Get to know your HR team: Ask them about pay ranges and job skills required for the levels ahead of you so you know what to strive for and where you fit in.
Create advisory boards: Look for people from whom you can learn the ropes. Offer to mentor others in more junior roles.
Research your industry: Stay on top of the job market so you have a clear picture of what other firms offer and keep an objective view of your market value. Gain extra industry experience and develop community contacts by putting your skills to work for a non-profit group.
5. How to invest in you
When a public company has extra cash and wants to prove itself a great investment, the company buys back its own shares, essentially signalling the belief that there are no better investments out there for its money than itself. Follow its lead by putting your extra cash where your mouth is. If you work for a company, pay yourself first each month by taking 10 percent off the top of your pay and stashing it in a TFSA or an RRSP.
If you own a small business that doesn’t offer a company pension, it’s critical to save for retirement – and the sooner you start the better. As Sandy Cimoroni, senior vice-president and executive sponsor of the Women Investor Program at TD Wealth Management, says, “Women entrepreneurs face the challenge of growing a business while also working to fulfill personal goals and responsibilities all alone.” She recommends lightening the load by identifying tasks that can be done by an expert, like your personal finances. Professional advice can be instrumental in helping you manage your investments to meet your long- and short-term goals.
Meanwhile, investing in yourself takes on a whole new spin if you hope to one day launch a business. You’ll need to rely on your savings for overhead costs to set up the business as well as help you through initial cash flow hiccups. If you need some inspiration, just think back to Sara Blakely, who turned her entire life savings (a mere $5,000) into the debt-free billion-dollar empire we know and love as Spanx. Not a bad return on investment. hmmm?
Boss women we love!
Besides Spanx creator Sara Blakely, to whom can you look for inspiration? Check out these publicly traded conglomerates, all led by female talent:
Yahoo! (YHOO)
Marissa Mayer became CEO in 2012. She was famously the first pregnant woman to be hired as the CEO of a Fortune 500 company and gave birth just a couple of months into her tenure.
Xerox (XRX)
Ursula Burns is not the first female CEO of Xerox, but she is the first woman to succeed another woman as CEO of a Fortune 500 company (Anne Mulcahy was her predecessor). Burns is also the first black woman to head up a well-known Fortune 500 company.

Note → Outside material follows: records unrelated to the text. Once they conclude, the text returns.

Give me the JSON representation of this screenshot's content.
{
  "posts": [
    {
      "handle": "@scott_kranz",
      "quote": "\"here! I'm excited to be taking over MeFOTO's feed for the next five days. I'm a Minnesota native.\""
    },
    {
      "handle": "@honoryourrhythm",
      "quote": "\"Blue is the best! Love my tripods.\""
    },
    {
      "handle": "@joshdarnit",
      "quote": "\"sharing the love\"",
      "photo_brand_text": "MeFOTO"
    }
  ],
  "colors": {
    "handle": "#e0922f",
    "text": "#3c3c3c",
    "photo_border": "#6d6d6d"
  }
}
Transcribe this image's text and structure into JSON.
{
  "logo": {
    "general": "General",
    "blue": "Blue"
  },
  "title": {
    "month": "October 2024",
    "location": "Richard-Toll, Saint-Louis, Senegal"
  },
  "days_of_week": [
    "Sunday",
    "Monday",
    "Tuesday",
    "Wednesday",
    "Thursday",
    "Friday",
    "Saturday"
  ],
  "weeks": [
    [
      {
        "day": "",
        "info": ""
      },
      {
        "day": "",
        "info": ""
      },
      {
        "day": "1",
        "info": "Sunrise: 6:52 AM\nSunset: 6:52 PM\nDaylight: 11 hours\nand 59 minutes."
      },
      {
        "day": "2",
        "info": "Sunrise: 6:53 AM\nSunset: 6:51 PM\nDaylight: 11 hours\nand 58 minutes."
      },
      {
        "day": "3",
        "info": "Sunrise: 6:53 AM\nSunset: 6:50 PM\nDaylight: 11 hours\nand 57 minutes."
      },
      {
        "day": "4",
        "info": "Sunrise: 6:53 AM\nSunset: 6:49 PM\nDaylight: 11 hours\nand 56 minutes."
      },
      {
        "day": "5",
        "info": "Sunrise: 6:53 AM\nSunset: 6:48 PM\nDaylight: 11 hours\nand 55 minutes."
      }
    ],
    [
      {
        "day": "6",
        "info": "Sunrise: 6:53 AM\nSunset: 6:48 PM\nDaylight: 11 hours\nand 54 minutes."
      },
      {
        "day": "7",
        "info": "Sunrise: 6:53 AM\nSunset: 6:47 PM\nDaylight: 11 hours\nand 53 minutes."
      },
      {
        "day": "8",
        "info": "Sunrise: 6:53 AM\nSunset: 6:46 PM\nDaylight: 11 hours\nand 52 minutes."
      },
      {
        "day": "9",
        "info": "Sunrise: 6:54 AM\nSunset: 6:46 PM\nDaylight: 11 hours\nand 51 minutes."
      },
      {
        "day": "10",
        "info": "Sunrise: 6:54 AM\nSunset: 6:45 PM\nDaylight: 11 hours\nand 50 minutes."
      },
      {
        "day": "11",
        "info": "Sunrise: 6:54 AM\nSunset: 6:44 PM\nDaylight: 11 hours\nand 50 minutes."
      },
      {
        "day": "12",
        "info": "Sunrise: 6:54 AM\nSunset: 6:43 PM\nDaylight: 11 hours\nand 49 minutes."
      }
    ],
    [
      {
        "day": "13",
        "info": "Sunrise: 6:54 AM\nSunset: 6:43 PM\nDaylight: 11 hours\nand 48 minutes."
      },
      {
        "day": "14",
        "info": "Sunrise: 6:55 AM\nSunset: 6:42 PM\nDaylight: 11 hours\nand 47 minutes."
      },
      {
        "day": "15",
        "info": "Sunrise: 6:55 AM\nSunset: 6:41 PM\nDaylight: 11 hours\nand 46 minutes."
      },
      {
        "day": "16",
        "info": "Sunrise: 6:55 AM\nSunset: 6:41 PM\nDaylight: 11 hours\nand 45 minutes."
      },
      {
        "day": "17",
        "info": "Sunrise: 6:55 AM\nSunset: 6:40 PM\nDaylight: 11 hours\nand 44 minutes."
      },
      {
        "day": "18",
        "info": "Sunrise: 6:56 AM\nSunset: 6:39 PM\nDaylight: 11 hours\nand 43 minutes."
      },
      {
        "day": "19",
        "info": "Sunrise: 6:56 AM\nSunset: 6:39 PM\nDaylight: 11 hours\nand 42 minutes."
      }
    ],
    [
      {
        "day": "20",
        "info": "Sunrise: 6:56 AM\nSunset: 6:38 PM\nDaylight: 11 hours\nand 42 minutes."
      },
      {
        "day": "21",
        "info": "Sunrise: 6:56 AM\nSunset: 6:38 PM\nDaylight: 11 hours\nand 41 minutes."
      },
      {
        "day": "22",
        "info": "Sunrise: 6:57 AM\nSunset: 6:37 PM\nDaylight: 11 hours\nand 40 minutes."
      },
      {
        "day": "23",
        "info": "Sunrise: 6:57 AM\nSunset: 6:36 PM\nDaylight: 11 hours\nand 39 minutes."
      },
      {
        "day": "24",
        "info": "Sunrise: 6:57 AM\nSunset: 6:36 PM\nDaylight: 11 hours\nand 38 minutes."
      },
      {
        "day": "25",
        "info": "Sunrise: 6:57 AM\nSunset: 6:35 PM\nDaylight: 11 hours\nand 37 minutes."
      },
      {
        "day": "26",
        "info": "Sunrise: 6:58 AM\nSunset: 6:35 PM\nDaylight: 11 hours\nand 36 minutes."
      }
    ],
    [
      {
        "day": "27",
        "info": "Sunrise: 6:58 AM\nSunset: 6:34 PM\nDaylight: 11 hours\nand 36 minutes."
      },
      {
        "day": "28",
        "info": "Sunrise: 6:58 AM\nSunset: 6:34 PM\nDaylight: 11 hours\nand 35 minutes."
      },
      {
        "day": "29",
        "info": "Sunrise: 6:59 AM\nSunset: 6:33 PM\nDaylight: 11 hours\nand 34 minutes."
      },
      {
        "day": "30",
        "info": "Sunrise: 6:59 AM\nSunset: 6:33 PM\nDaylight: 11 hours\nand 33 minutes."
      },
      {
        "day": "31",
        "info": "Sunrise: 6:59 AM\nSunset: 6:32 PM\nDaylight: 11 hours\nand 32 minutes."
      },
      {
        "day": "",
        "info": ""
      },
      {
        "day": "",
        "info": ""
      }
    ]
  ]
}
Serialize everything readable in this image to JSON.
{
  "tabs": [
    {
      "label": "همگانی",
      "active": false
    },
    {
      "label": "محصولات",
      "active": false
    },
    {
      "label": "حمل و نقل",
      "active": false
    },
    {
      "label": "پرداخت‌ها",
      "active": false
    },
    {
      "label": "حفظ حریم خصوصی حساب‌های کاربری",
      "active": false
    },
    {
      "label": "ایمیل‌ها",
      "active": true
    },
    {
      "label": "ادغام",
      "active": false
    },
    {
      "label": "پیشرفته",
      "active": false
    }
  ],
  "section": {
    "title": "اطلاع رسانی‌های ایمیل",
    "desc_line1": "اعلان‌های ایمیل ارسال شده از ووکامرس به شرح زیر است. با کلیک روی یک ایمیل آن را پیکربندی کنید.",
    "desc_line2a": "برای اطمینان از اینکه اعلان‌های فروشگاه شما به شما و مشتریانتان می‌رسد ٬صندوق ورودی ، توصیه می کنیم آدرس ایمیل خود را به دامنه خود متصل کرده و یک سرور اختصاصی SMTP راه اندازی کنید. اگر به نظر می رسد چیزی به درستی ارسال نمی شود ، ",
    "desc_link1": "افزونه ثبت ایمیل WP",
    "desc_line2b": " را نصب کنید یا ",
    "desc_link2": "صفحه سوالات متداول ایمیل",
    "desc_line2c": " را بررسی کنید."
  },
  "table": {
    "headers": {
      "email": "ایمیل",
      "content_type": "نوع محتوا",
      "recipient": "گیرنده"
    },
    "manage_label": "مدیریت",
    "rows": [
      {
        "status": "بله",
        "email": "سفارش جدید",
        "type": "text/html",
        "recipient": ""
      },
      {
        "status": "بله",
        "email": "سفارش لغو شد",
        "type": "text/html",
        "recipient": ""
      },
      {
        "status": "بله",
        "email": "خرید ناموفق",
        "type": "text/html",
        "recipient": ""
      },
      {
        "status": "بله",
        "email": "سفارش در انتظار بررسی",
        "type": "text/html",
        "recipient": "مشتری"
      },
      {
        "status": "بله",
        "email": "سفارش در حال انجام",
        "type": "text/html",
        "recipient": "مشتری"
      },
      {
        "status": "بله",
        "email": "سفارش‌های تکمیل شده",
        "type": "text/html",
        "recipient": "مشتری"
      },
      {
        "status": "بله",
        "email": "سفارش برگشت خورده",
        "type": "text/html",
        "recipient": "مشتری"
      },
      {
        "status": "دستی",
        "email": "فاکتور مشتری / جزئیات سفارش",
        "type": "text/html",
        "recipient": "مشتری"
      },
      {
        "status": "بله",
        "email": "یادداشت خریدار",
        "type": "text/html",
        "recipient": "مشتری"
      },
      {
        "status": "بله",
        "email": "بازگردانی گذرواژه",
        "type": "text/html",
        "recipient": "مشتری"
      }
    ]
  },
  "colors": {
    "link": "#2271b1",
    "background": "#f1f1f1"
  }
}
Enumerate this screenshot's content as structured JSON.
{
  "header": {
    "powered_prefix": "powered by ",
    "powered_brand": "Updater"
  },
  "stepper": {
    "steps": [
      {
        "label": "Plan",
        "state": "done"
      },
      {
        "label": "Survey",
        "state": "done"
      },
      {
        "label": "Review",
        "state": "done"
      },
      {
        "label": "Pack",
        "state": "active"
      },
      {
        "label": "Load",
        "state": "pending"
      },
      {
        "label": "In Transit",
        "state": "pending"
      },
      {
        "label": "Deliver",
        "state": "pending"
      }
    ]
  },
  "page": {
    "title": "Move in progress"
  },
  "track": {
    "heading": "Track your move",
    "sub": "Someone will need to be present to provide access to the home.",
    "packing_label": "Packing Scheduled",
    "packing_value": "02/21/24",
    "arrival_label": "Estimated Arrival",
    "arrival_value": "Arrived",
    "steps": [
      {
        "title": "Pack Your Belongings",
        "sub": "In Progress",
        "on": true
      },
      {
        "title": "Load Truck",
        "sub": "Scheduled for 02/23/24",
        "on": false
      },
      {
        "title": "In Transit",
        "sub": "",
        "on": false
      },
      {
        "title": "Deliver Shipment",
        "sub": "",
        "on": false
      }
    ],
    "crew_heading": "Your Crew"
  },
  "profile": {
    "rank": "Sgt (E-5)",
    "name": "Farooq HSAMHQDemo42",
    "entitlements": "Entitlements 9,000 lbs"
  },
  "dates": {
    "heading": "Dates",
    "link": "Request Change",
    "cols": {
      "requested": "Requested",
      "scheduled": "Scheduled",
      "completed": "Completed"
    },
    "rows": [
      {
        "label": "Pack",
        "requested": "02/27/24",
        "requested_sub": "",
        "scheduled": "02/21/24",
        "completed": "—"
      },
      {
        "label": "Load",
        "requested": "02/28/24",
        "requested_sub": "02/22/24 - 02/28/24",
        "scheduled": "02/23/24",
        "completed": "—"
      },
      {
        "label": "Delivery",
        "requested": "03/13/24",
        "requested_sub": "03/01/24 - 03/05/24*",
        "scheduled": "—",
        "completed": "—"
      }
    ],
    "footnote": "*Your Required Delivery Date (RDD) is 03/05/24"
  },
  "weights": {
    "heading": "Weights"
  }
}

Indigo Books & Music (IDG)
CEO Heather Reisman is also the visionary who founded the company in 1996. Thanks to her genius, the company merged with its primary competitors — the Chapters and Coles retail chains of bookstores.
Second Cup (SCU)
Stacey Mowbray has been CEO of this Canadian coffee retailer since 2009. Last year, Mowbray served customers on the front line on W Network’s show Undercover Boss Canada.
PepsiCo (PEP)
Indra Nooyi is chair and CEO of the second-largest food and beverage business in the world. Forbes named her one of its World’s 100 Most Powerful Women. She became CEO in 2006.